Pada 20 Agustus 1904, seorang insinyur asal Swedia bernama Martin Ekenberg pernah mengirim paket bom kepada pengusaha Karl Fredrik Lundin di Stockholm. Inilah paket bom pertama dalam sejarah (dan bukan sekadar desas-desus) yang meledak hingga melukai korbannya. Ekenberg pun tercatat sebagai orang yang dianggap menemukan teknik teror melalui paket bom.

Sejatinya ada dua paket bom lain yang dikirimkan Ekenberg. Selain kepada Lundin, ia juga mengirimkan bom berbentuk parfum ke seseorang di Stockholm, namun bom tersebut keburu meledak di kantor pos. Orang terakhir yang dikirimi bom oleh Ekenberg adalah John Hammar. Jempol dan telunjuk tangan kanannya putus ketika membuka paket bom tersebut.

Ketiga orang yang menjadi sasaran teror Ekenberg tidak lain adalah para petinggi Separator, sebuah perusahaan tempat ia bekerja sebelumnya. Ekenberg dendam usai dipecat dari perusahaan tersebut kendati ia telah berhasil menemukan beberapa produk penting.

Tahun 1946, beberapa pejabat tinggi Inggris seperti Stafford Cripps, Ernest Bevin, dan Anthony Eden menerima paket bom yang dikirim oleh kelompok ekstremis Zionis, Stern Gang. Sementara penjahat perang Nazi, Alois Brunner, juga pernah dua kali menerima paket bom pada tahun 1966 dan 1980. Bom pertama membuat matanya hancur, sedangkan bom kedua menyebabkan empat jari tangan kirinya putus. Bom tersebut diduga berasal badan intelijen Israel, Mossad.

Beberapa hari belakangan ini, dunia politik Amerika dikejutkan dengan serangkaian paket bom yang ditujukan kepada para tokoh politik liberal.
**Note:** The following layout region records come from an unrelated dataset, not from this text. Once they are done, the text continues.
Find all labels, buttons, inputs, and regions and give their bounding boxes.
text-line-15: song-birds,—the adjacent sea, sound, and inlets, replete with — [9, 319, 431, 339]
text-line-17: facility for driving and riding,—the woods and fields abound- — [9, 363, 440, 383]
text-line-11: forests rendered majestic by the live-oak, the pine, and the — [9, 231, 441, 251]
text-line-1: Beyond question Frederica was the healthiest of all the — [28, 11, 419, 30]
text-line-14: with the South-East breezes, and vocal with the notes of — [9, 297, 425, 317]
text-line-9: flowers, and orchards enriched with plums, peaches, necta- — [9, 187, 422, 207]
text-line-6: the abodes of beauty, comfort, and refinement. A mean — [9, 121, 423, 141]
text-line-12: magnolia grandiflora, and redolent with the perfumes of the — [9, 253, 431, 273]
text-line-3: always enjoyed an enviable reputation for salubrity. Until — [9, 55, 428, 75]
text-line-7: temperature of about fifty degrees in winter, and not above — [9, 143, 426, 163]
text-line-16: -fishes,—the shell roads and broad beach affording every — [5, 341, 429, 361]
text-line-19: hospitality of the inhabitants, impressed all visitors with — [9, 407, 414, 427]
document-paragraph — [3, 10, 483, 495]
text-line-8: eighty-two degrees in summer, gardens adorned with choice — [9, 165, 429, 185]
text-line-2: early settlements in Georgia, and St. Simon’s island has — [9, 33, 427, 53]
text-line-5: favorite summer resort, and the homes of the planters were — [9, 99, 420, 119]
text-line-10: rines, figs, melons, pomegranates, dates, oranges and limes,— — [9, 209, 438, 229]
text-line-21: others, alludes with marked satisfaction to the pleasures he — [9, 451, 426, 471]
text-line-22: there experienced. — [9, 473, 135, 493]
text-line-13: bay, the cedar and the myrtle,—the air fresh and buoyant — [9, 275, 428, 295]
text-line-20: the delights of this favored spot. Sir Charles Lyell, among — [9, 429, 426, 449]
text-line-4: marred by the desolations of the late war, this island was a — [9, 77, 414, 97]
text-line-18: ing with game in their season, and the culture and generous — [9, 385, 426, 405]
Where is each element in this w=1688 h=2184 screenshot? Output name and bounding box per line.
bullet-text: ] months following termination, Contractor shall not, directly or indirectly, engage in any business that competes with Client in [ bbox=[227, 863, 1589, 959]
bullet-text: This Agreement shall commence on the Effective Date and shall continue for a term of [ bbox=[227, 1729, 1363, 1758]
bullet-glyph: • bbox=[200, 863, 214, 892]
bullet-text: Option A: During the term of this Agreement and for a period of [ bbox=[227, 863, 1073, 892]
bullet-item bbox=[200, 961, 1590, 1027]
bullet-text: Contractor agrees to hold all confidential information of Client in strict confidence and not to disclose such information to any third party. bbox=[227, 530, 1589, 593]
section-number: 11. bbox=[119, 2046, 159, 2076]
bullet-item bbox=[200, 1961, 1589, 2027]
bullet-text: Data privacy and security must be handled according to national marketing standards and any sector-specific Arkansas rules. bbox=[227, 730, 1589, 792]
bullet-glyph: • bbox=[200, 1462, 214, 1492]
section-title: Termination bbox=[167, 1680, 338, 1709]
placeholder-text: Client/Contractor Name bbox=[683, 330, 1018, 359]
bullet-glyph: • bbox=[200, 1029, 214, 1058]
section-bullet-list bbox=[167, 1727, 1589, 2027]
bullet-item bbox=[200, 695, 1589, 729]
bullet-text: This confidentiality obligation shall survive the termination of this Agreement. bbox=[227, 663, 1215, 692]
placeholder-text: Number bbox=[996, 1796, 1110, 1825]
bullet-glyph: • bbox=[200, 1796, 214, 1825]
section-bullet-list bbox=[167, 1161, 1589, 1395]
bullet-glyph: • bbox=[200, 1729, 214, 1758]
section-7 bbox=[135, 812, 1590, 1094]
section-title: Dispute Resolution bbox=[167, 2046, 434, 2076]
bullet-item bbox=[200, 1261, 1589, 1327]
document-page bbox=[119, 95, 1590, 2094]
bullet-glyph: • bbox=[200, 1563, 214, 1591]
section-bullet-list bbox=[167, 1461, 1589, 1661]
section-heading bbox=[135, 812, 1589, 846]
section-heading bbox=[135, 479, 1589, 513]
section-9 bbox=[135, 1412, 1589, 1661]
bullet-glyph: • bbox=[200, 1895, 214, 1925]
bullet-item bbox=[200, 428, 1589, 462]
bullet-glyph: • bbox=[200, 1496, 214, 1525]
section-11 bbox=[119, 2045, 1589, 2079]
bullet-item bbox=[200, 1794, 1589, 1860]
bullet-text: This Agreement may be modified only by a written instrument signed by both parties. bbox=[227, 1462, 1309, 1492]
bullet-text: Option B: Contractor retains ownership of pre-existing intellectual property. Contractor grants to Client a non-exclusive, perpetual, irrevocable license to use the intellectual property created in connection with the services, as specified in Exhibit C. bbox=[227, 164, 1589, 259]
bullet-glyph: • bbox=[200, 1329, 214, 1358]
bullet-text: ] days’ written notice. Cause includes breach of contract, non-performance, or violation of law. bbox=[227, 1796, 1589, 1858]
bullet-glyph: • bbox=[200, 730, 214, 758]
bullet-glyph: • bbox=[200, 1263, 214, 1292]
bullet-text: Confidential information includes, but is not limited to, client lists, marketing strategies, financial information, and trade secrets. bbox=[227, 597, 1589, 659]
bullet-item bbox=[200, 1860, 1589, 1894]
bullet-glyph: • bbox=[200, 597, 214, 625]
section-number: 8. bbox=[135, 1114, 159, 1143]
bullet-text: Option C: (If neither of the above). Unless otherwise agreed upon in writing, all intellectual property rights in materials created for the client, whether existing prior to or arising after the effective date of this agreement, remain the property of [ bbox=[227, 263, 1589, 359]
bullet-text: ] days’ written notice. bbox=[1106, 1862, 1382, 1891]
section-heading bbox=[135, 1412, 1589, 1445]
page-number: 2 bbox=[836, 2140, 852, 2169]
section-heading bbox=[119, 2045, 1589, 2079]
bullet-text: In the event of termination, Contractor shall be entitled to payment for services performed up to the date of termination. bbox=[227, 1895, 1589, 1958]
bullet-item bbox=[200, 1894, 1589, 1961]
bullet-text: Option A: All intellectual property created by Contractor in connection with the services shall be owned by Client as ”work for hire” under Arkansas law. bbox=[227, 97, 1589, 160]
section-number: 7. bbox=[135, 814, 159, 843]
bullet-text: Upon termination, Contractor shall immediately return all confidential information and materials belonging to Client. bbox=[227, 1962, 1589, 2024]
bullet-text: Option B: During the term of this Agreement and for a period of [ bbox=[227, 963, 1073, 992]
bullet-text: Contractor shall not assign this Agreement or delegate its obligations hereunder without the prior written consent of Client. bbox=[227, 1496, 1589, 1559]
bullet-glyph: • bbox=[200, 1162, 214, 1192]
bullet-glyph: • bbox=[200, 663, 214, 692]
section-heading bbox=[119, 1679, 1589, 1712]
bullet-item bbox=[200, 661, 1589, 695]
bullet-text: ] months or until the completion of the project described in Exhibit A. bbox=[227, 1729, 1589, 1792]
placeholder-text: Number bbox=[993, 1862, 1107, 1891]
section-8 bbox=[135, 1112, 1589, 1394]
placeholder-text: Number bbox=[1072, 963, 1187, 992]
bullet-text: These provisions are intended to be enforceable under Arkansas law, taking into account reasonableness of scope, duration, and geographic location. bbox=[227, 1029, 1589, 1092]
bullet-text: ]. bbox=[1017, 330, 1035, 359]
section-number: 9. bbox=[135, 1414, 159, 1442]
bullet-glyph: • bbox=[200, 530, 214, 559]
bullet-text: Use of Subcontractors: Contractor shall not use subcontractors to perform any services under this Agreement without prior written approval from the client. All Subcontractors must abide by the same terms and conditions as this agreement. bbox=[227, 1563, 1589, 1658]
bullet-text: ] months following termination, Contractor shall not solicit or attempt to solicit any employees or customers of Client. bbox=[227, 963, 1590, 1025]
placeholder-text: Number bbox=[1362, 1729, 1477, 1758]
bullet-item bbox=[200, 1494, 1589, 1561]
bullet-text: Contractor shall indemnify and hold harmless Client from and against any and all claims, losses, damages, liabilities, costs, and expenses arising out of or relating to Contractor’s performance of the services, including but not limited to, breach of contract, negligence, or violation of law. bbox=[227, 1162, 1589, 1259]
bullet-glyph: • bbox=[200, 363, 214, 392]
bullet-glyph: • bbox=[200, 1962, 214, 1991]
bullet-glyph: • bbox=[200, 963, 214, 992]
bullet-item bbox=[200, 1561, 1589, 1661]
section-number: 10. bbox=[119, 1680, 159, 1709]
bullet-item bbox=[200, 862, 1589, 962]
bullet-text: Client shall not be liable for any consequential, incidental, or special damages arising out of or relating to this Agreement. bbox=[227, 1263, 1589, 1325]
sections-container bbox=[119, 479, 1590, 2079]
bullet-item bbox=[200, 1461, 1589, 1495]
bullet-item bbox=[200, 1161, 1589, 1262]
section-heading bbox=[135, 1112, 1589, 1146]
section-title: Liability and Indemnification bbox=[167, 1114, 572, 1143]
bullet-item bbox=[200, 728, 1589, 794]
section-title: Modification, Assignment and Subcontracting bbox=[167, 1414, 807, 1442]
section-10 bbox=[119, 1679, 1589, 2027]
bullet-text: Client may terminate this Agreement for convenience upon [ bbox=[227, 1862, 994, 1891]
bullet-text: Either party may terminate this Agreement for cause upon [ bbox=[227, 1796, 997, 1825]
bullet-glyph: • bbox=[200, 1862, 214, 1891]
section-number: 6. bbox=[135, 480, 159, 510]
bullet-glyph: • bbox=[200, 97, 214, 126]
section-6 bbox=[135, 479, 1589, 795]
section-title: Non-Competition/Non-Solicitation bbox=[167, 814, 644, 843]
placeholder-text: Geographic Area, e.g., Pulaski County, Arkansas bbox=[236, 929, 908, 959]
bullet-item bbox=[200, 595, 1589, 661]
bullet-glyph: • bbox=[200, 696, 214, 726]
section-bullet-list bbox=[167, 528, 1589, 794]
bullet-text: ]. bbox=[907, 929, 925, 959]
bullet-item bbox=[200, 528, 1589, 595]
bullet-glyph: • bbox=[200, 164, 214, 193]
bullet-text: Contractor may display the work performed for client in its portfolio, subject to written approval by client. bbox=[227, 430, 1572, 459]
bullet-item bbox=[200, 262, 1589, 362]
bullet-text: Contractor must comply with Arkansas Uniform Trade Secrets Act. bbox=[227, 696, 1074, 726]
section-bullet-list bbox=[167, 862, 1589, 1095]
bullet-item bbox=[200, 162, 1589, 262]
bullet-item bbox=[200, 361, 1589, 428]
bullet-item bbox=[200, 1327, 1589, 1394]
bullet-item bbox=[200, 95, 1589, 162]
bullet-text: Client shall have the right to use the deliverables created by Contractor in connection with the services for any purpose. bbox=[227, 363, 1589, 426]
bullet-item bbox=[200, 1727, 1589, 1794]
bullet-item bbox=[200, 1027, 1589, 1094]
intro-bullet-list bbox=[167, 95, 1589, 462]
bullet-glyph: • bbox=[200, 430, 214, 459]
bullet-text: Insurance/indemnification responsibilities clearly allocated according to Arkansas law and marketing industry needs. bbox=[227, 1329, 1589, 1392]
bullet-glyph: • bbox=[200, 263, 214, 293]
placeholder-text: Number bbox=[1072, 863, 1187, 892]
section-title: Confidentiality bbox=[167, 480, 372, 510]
Antara lain Barack Obama, Bill Clinton dan istrinya Hillary Clinton, anggota kongres AS Maxine Waters, mantan Jaksa Agung Eric Holder, mantan Wakil Presiden Joe Biden, hingga aktor senior Robert De Niro.

Berpuluh tahun sebelumnya, ada nama Harry Truman, Presiden Amerika ke-33. Dialah orang pertama dalam kancah politik Amerika yang mengalami kejadian dikirimi paket bom. Truman dua kali mengalami percobaan pembunuhan. Pertama oleh Stern Gang pada tahun 1947. Sementara yang kedua dilakukan oleh dua kombatan pro kemerdekaan Puerto Rico, Oscar Collazo and Griselio Torresola, tahun 1950.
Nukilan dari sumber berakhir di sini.